We have built information networks that concentrate power and lack wisdom. For the greatest wisdom is the understanding that we are one, and the greatest power we have is the knowing that to create is difficult, but to destroy is simple. When the recognition of unity and the honouring of our creative power unite, then symbiosis becomes possible. And that’s why Sumbios exists. As a reminder and a new path forward.
The word Sumbios means “I am life.” Sum (I am), bios (life). Not “I have life.” I am life. It is an ontological claim. We are not separate from the web of connection that makes us possible. We are part of it. And that the Sum of different bios create something more powerful than anyone could do alone. 1+1 = ∞.

This is what we at Sumbios are building toward, and what we believe we all must remember:
We are life!
Sumbios is not a product, it is a company built around a simple principle: To be in service of life.To steward and use technology and AI to make the hidden connections between people, knowledge and resources visible, accessible, and trustworthy.
To design AI systems with dignity, agency, and privacy at its core — not as features added at the end, but as the foundation everything else stands on. That it should return value to people and the planet, not extract it from them.
This requires a fundamentally different relationship between technology and the people it serves. We call it stewardship.

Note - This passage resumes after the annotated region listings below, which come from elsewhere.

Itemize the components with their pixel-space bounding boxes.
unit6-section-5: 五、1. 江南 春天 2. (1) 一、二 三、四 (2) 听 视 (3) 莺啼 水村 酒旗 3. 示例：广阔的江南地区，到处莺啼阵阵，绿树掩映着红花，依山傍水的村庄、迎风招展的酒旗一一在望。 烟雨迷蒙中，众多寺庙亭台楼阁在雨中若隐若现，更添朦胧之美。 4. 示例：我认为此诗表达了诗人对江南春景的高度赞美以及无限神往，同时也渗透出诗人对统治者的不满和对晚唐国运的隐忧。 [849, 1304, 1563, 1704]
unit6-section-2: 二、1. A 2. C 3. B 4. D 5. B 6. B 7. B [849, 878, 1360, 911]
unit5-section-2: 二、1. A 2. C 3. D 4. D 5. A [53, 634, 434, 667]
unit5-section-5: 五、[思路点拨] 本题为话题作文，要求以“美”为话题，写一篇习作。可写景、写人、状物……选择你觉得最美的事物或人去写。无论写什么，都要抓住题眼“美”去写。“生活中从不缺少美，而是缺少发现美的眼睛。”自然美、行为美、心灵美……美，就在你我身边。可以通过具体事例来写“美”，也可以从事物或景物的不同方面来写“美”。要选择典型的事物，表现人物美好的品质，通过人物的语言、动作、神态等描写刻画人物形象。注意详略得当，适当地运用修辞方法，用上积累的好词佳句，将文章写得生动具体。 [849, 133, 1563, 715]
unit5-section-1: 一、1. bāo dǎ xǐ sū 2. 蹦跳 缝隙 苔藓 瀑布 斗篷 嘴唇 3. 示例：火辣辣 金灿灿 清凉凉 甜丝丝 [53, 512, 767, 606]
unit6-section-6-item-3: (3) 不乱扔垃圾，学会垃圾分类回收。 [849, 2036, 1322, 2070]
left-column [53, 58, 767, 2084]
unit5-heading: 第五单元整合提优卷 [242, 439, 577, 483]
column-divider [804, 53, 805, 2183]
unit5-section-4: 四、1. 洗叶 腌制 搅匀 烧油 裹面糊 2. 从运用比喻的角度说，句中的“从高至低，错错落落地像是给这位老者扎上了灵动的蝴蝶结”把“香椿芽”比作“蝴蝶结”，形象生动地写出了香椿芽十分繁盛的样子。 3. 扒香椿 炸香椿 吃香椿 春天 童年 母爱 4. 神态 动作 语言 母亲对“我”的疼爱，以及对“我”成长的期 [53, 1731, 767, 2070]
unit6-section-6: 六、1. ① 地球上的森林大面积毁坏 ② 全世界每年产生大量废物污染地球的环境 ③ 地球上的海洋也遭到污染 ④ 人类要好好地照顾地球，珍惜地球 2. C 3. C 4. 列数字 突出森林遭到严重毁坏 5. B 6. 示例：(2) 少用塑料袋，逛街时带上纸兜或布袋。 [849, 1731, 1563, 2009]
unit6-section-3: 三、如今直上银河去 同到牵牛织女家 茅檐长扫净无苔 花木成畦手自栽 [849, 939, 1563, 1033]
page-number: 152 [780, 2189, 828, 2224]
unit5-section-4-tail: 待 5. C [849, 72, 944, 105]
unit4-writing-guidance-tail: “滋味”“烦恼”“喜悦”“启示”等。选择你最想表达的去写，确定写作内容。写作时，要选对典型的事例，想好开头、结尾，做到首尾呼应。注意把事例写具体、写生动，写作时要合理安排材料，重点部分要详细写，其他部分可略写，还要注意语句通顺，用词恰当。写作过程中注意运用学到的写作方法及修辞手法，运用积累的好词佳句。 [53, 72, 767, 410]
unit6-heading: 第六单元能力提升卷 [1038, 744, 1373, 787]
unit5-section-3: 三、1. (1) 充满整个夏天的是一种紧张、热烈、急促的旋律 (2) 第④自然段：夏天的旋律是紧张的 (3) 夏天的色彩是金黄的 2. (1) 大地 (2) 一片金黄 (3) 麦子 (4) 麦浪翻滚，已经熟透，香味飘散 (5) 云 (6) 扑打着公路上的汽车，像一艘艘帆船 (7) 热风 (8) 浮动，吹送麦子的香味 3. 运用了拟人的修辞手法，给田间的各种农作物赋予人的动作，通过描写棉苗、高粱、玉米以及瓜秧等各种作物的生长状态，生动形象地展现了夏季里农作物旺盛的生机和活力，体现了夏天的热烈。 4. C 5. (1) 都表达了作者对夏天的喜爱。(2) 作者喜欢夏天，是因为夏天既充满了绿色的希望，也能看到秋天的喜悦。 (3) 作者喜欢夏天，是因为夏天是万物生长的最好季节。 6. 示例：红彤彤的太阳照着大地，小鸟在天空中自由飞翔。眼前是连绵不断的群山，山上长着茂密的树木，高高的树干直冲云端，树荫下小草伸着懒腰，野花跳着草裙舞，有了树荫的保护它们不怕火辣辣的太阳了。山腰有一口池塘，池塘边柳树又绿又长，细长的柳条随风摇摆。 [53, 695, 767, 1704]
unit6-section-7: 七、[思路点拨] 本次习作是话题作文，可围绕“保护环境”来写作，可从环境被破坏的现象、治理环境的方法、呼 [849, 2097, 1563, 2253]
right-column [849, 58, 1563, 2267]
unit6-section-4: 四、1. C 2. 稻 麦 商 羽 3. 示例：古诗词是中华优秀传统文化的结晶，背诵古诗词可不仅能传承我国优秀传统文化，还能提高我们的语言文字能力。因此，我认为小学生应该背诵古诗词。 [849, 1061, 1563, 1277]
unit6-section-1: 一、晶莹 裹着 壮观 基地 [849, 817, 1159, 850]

Most technology today operates on an ownership model. The platform owns your data. The algorithm owns your attention. The system decides what you see, who you reach, and what opportunities become visible to you. You are the product.
Stewardship inverts this. In a stewardship model, technology serves at the discretion of the people who use it. Your data remains yours. Your relationships remain yours. The system’s job is not to capture your attention — it is to restore your agency and help you act with intention.
This is not idealism. It is a design choice. And it is one we can make right now.
Privacy is not a feature you add at the end. It is a decision you make at the beginning — and if you wait, the architecture has already decided for you. The same is true for trust. For dignity. For sovereignty. These are not upgrades. They are foundations. And if they are not in the foundation, no amount of iteration will put them there. For the core in which they have been built upon will sooner or later reveal itself.
For far too long, we have built systems on fear, separation, and the concentration of power. Those who control information and truth gain influence. And we have organized entire economies, technologies, and political structures around that principle — creating walls instead of bridges, leaving billions of people to feel the weight of disconnection with no clear path toward something better.
But I believe — because I have lived it — that underneath all of that, we still want the same thing. To be in right relationship with ourselves, with each other, and with the world we share.
We do not crave violence. We are simply too used to surviving. Too accustomed to scarcity. Too trained by systems that taught us to compete for belonging instead of building it together.
Now we are at a choice point.

We are more technologically powerful than at any moment in human history. We just went back to the moon and AI is helping us solve problems that were previously impossible! With this comes a fundamental truth and responsibility.
The AI systems we are creating right now will shape how people relate, collaborate, and build for centuries to come. These are not neutral tools. They will be trained upon the values we give them — just as a child learns from the world it is born into.
The question is not how technologically powerful we will become.
The question is: what values will we build it with? And what will we build it for?
Will it serve life — helping human beings connect, create, and grow? Or will it deepen division, concentrate power, and accelerate the suffering we already carry?
I spent fifteen years without a nest. Without a system that recognized me. Without a place that said: you belong.
What I found, at the bottom of all that loss, is that belonging was never something a system could give me. It was something I had to build — with the people who showed up, with the love that was already there, with the part of myself that refused to disappear.
And now I see the same truth at scale. No institution will hand us unity. No platform will deliver it. No algorithm will optimise for it — unless we design it to.
Symbiosis is not a destination. It is a remembrance. A remembrance that we are alive. That together, we are stronger.
Sumbios
1 + 1 = ∞
This is what we have forgotten. And it is what we must remember. At all costs.
If you believe in this future, I ask you to join us, to speak up and to demand something better.
The time is now.
Thank you.
“No one can take our power away if we do not give it to them.”
“Be the change you want to see in the world.”